Mardi. Dix-sept heures sonnent. Ils se rencontrent. C’est la première fois qu’elle monte en voiture, avec un inconnu. Elle ignore quelle force la possède pour s’aventurer ainsi. C’est une vraie aventure pour elle. Il lui parle de lui, de ses aventures en Italie, de ses relations, de la fortune qu’il a amassée durant ces années, des terres agricoles qu’il a achetées…et de son coeur qui a battu la chamade lorsqu’il la vue la première fois.

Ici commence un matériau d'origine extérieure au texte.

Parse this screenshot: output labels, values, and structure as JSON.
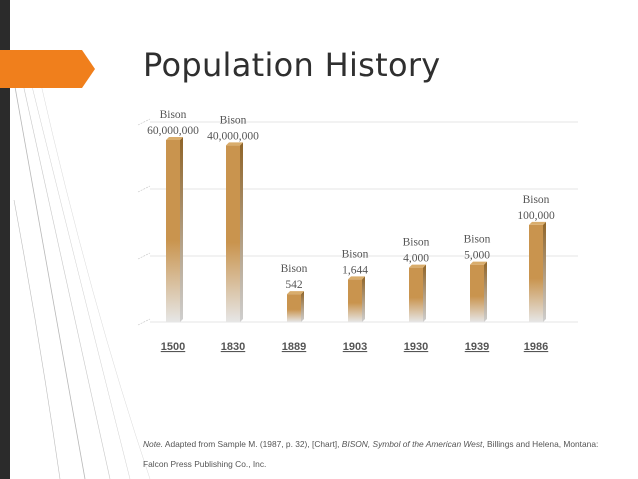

Elle rougit de pudeur, mais aussi de plaisir sent une sincérité dans ces paroles mielleuses. Lorsque dix-huit heures sonnent, il regarde sa montre et la surprend :
-« On doit partir maintenant parce que tu dois rentrer tôt chez toi. Tu ne dois pas donner l’occasion aux curieux qui cherchent à porter atteinte aux filles… »
Elle sent son estime envers lui augmenter. « Un jeune homme qui se préoccupe de moi avec autant de sincérité ? . Et enfin, elle commence à rêver à devenir l’épouse de Jilali. Une semaine de rencontres, de cadeaux, de rêves, est suffisante pour qu’elle devienne éperdument amoureuse de lui. Il n’a jamais osé, durant ces jours, la toucher ou lui demander quoi que ce soit.

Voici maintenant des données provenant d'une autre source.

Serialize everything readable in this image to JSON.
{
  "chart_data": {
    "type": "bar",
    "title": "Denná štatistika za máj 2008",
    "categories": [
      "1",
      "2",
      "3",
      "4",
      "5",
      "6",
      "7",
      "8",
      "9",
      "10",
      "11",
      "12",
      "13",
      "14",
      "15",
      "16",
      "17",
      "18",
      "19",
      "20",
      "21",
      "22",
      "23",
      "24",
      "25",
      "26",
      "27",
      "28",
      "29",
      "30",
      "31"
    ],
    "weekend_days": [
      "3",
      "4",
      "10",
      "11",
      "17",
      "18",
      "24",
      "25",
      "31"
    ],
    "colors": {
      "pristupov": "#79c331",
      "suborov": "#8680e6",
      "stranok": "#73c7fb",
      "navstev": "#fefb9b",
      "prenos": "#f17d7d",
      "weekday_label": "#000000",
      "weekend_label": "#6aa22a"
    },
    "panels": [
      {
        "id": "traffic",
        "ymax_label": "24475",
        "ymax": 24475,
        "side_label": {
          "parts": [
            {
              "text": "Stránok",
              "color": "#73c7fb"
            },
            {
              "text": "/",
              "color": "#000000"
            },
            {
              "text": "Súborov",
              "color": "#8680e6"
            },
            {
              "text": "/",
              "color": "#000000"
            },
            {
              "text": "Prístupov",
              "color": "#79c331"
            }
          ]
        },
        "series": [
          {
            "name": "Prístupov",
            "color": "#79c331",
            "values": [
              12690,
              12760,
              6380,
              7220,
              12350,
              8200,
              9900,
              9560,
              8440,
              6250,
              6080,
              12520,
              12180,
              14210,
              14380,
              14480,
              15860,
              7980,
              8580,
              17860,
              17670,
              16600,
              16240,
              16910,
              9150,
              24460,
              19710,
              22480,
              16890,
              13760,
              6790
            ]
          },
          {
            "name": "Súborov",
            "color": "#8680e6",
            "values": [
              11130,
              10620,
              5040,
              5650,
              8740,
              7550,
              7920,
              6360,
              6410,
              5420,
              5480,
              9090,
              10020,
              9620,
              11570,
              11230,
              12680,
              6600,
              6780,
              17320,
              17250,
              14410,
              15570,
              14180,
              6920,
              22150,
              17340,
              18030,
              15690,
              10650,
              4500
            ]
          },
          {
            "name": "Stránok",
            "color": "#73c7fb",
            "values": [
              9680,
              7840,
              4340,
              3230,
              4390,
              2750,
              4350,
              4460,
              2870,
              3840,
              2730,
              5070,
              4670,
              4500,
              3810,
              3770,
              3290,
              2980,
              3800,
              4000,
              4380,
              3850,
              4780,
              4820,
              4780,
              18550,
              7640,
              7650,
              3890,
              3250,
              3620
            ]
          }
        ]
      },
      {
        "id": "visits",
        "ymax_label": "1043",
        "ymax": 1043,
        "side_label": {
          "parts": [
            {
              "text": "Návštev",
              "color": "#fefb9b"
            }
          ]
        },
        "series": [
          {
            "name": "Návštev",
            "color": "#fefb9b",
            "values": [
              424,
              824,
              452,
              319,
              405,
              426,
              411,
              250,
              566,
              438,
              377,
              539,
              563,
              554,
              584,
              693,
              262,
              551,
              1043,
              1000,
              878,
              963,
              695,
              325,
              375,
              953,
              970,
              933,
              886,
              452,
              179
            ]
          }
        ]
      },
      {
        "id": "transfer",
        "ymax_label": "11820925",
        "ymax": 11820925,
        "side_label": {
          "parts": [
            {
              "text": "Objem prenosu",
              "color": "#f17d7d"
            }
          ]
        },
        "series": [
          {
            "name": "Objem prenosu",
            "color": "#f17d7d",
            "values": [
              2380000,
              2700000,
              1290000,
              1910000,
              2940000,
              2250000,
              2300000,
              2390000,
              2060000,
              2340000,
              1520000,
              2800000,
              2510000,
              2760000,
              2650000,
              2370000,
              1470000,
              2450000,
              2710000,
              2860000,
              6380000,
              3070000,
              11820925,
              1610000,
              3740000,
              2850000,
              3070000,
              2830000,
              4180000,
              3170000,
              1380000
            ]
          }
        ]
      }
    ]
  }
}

La dernière semaine de mars, il la rencontre, le matin. Elle monte à l’intérieur de la voiture, ne lui demande pas sa destination. Il conduit, lui parle de l’avenir qui les attend. Ahlam est absorbée par les rêves, les monts et merveilles que lui promet son prince charmant. Il s’arrêtent près de la forêt d’Aït Ouârda. Ils descendent tous deux, s’assoient sur un drap, l’un à côté de l’autre. Il est toujours en train de la noyer de ses sublimes paroles. Elle ignore comment elle s’est retrouvée dans ses bras, lorsqu’il l’a attirée tout doucement. C’est comme si elle attendait ce mouvement de lui. Ahlam se noie dans les rêves et le plaisir au point qu’elle l’a laissé faire… Lorsqu’ils se séparent, il lui demande de se rencontrer le lendemain. Mais il ne vient pas au rendez-vous. Elle lui téléphone. Pas de réponse. Elle finit par apprendre qu’il est retourné en Italie. Elle porte plainte. Et elle attend qu’il revienne pour être arrêté. Mais c’est trop tard, du moins pour elle. Elle qui a tout perdu, même l’estime que sa famille lui portait.